Olivia Konuk, a third-year GSFS major and computer science minor who is one of the team co-captains, says, “I think we always want to be improving and honing our skills, but we don’t care too much about the winning and trampling the other teams.”
“But, we have won games!” Martin says enthusiastically.
It’s not an ultra-competitive atmosphere that attracts students to Quidditch— rather, “it’s the community that draws people in and keeps them here,” says Ilan Davidowitz, a second-year sociology major who was hooked after catching a glimpse of the Oberlin Quidditch culture as a prospective student during a recruiting visit. “I decided I wanted to come to Oberlin because of the Quidditch team— because of how awesome, down-to-earth, and friendly everyone was.”
Another place Harry Potter-influenced inclusiveness can be found is in the Oberlin Harry Potter Alliance (OHPA). A club whose membership does overlap quite a bit with the Quidditch team, OHPA is less about sports and more dedicated to hosting events in tribute to Rowling’s magical universe.
The group hosts events such as a Potter-Themed Room Escape, Scavenger Hunts, Bad Fanfiction Nights, and the Yule Ball, an extremely popular annual event that also features baked goods familiar to many a hard-core Harry Potter nerd— chocolate frogs, rock cakes, Cornelius fudge, and butterbeer, of course.
As a chapter of the national Harry Potter Alliance, which promotes equality, human rights, and literacy through the enthusiasm and intense devotion that the Potter-world inspires, all proceeds from OHPA events are donated to different organizations and causes based on a group vote.
And the group doesn’t only try to spread Harry Potter-related enthusiasm on campus. Members regularly participate in Dr. Seuss Day at the Oberlin Public Library, getting kids involved in skits steeped in Harry Potter-lore. The logistics of how to let the kids meet Bowtruckles or Pixies, and on who can be found to play Hagrid, are of the utmost importance.
“The Yule Ball is the most fun I’ve had at college I can remember,” says Maddie Henke, a first-year and the student liaison for OHPA. “I’ve made some of my closest friends at college when the OHPA went apple picking together— it makes me feel at home.”

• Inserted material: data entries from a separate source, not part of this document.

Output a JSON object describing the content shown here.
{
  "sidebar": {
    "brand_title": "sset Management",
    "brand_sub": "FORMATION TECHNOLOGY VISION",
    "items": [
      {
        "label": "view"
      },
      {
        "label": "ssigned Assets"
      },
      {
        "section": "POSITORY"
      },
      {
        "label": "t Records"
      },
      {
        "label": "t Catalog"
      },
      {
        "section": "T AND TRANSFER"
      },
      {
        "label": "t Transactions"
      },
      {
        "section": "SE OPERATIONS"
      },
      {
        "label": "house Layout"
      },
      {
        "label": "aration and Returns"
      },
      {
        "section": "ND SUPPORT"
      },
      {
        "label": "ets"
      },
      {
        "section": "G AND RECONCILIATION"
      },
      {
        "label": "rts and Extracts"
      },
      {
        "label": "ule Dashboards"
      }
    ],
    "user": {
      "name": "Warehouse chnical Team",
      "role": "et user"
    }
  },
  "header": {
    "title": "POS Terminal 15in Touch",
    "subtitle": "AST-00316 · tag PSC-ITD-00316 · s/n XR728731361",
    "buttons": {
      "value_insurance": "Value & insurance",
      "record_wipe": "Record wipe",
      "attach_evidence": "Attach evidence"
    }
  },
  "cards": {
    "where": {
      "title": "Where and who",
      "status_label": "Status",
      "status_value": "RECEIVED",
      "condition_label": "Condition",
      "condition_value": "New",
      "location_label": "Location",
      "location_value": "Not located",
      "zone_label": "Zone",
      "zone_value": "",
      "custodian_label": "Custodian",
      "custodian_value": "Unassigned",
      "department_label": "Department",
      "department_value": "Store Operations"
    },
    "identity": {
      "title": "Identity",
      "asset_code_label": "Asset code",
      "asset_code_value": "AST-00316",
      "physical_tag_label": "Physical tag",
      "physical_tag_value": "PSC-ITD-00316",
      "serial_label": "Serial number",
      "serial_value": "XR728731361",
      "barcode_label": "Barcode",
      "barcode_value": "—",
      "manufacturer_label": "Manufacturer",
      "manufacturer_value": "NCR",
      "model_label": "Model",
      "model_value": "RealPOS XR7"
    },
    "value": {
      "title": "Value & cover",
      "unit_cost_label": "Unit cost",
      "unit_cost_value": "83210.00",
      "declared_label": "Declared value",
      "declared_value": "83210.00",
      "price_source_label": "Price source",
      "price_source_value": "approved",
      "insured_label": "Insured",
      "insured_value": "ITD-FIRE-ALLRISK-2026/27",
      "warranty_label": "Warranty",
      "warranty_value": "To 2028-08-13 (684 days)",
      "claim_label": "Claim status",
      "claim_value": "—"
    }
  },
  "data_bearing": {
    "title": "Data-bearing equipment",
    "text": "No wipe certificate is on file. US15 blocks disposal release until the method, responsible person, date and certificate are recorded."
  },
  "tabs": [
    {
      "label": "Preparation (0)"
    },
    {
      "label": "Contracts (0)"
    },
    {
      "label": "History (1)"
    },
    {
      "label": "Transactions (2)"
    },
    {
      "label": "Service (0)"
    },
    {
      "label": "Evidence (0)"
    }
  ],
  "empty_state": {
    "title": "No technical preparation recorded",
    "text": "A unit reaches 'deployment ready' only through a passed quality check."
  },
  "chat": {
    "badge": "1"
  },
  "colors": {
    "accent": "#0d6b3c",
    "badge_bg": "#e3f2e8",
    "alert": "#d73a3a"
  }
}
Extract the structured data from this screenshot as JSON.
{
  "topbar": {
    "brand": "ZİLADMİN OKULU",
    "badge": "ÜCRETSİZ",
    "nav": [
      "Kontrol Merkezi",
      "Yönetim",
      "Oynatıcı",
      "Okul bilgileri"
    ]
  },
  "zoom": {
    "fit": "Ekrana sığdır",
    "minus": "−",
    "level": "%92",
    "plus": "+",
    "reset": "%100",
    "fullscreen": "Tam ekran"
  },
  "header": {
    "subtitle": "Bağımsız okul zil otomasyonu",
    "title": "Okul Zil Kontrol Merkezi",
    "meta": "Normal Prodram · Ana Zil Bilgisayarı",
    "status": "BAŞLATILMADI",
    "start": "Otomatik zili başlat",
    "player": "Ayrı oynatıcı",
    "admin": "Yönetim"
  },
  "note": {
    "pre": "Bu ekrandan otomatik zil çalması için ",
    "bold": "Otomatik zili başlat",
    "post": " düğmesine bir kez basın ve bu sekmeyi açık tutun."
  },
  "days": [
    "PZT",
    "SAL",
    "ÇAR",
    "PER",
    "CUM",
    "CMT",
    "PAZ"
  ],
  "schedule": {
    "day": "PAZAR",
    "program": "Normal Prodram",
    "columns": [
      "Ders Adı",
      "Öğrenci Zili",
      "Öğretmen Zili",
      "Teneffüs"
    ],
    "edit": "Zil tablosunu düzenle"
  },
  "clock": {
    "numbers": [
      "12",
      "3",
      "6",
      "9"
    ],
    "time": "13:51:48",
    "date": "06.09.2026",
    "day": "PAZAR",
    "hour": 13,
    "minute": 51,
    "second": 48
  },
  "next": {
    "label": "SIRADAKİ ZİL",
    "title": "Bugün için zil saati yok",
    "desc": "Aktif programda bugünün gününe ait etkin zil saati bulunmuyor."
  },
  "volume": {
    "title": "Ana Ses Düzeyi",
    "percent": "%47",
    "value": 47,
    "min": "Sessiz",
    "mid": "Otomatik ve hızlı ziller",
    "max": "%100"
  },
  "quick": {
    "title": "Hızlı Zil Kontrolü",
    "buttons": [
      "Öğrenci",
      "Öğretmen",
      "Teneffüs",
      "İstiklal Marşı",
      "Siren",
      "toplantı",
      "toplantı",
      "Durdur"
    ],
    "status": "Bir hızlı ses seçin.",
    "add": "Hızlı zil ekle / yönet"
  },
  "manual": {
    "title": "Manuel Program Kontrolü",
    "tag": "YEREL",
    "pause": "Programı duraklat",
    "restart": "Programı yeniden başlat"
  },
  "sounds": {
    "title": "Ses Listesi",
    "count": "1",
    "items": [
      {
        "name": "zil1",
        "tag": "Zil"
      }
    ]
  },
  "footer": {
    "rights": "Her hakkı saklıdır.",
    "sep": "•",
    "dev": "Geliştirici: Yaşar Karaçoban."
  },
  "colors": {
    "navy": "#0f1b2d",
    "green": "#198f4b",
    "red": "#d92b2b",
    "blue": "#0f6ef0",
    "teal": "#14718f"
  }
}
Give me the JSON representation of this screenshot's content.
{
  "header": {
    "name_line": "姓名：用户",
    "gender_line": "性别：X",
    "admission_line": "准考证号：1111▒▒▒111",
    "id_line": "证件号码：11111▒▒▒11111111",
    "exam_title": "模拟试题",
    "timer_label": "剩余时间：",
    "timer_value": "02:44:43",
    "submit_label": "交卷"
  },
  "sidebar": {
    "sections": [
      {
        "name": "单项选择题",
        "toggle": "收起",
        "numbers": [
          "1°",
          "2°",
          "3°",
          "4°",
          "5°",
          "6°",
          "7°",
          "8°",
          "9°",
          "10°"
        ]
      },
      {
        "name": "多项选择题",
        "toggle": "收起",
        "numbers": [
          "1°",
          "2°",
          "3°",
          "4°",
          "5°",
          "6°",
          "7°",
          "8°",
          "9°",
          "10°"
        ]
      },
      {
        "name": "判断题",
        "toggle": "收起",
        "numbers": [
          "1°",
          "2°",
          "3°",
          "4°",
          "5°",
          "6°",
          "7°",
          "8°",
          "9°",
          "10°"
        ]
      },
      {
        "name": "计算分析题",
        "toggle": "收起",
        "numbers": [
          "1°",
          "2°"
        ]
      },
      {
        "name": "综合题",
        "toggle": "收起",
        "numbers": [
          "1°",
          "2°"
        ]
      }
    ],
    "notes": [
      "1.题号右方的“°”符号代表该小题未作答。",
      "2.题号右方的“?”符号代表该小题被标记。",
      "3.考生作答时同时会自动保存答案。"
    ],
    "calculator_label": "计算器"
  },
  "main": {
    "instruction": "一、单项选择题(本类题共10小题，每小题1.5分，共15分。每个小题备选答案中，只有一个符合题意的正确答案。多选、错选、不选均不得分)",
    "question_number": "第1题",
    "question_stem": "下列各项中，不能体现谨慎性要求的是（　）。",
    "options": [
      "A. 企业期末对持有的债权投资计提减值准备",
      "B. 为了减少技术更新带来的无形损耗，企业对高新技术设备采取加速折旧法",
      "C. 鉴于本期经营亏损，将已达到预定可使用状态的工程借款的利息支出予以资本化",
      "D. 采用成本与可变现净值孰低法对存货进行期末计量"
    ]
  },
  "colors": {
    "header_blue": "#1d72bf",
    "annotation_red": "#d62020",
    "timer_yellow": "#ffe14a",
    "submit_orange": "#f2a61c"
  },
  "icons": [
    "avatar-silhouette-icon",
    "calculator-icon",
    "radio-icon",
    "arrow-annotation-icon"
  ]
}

Whether through the OHPA or the Quidditch team, or both, a certain appreciation for Harry Potter is a path to a community that can be one of the most meaningful parts of the Oberlin experience.
The experience of Emilee Taxman, second-year Studio Art Major and the OHPA Publicity Coordinator, sums up the potential of being a part of such a fun and close-knit group: “As a prospie I got to referee a Quidditch match, and I just thought, ‘Oh, this is a place where I can actually fit in! I felt so welcome, and now my Harry Potter people are some of my favorite people on campus.”